John R. Livingston |
John
was born in 1754. He was the third son of Judge Robert R. Livingston and
Margaret Beekman Livingston, and their seventh child overall. When the
Revolutionary War broke out John served briefly under his brother-in-law,
Richard Montgomery’s command during the expedition against Canada in 1775. He
also served briefly at Fort Edward during the summer of 1777.
Most
of John’s time during the war was spent as a merchant. In 1776 he took over his
father’s gun powder mill and soon built a second to supply gunpowder to the
army. He spent a great deal of time in Boston during the war, buying and
selling various war materials.
But
what if there was more to young John? What if he had a cruel streak like his
brother Henry?
In 1879 a nearly century old manuscript was
published by the New-York Historical Society as A History of New York during the Revolutionary War, and of Leading
Events in Other Colonies at That Period. It contained the following
disturbing passage:
When the news of the unlucky affair at Trenton
arrived at New York, Erasmus Phillips, Esq., Captain of Grenadiers in the 45th
Regiment, was there. He immediately set off to join his regiment in Jersey. He
was attended by a servant only. As he passed through Princeton he was observed
by three persons who were concealed in a house at that place. The house stood
upon the road. The Captain was to pass the door. When he came directly
opposite, the three assassins fired, and lodged three bullets in his body. He
instantly fell from his horse dead. The servant escaped. One of the party who
committed the murder, his name shall be mentioned, was a John Livingston, one
of the sons of Robert R. Livingston, late one of the Judges of the Supreme
Court of the province of New York. This barbarian, in public company, in
Middletown, in Connecticut, boasted of this murder as an act of heroism, a
noble achievement; and so little remorse had he for his cruel act in which he
had taken a principal part that he declared “That Captain Phillips made one of
the handsomest corpses he had ever beheld. We stripped him “says he “of all of
his clothes and left him naked in the street. I thought” added he “that I
should have been obliged to have cut his head off, to get at his diamond stock
buckle, but I effected my purpose by breaking his neck, and turning his head
topsy-turvy.” This he concluded with a broad laugh, taking off his own stock,
and saying, “Behold the buckle, it was worth the pains of breaking a dead man’s
neck for.”
Whoa.
Let’s look first at
the dead man. Captain Phillips was a captain in the 35th Regiment of
Foot, not the 45th. In a history of the regiment compiled in 1873 he
is listed as murdered on January 2, 1777 “by some of the country people
apparently” although other sources list him as having died the next day at the
Battle of Princeton. His will was executed in July of that year and is in the
collection of New York Historical. So he definitely existed and died although
the how is still in the air.
As
for John, while he would certainly not be called scrupulous, he does not seem
to have been a killer. His business deals often trended toward shady but I
could not find any contemporary evidence that he was accused of murder in 1777.

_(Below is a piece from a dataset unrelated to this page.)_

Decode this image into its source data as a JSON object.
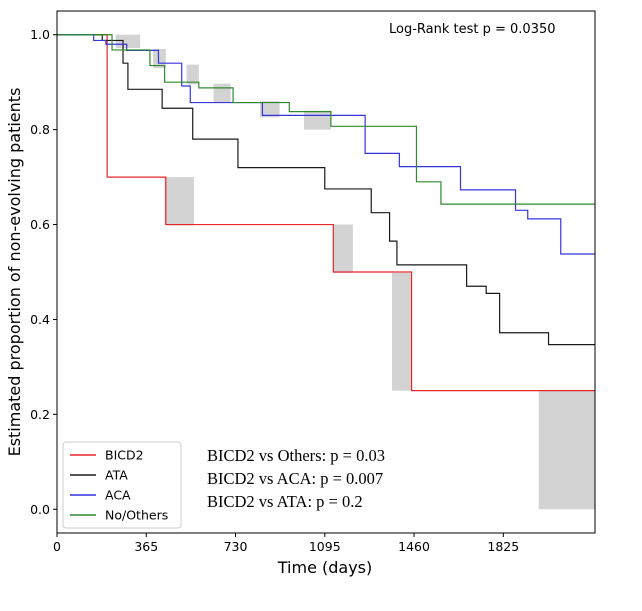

He traveled to Rhode Island in late 1776 on a business trip but it seems
unlikely that he would have been in Princeton, a British-held town, on January
2 in order to murder Phillips. Also, as Princeton was garrisoned by the British
army it seems unlikely that the three shots that killed Phillips would have
gone uninvestigated long enough to strip the dead man and break his neck.
A pleated neck stock without its buckle |
There
is one more twist in the publication of the manuscript. The editor in 1873 was
Edward Floyd DeLancey, a descendant of the same rival family.
Did
John R. Livingston murder a British officer for his neck stock? Probably not. The rivalry
between the Livingstons and the DeLancey family was well-known,
possibly even bitter enough to merit a smear campaign of this nature.
But maybe it's John R.'s somewhat shady connections, both during the
war and after, make him vulnerable to a story like this.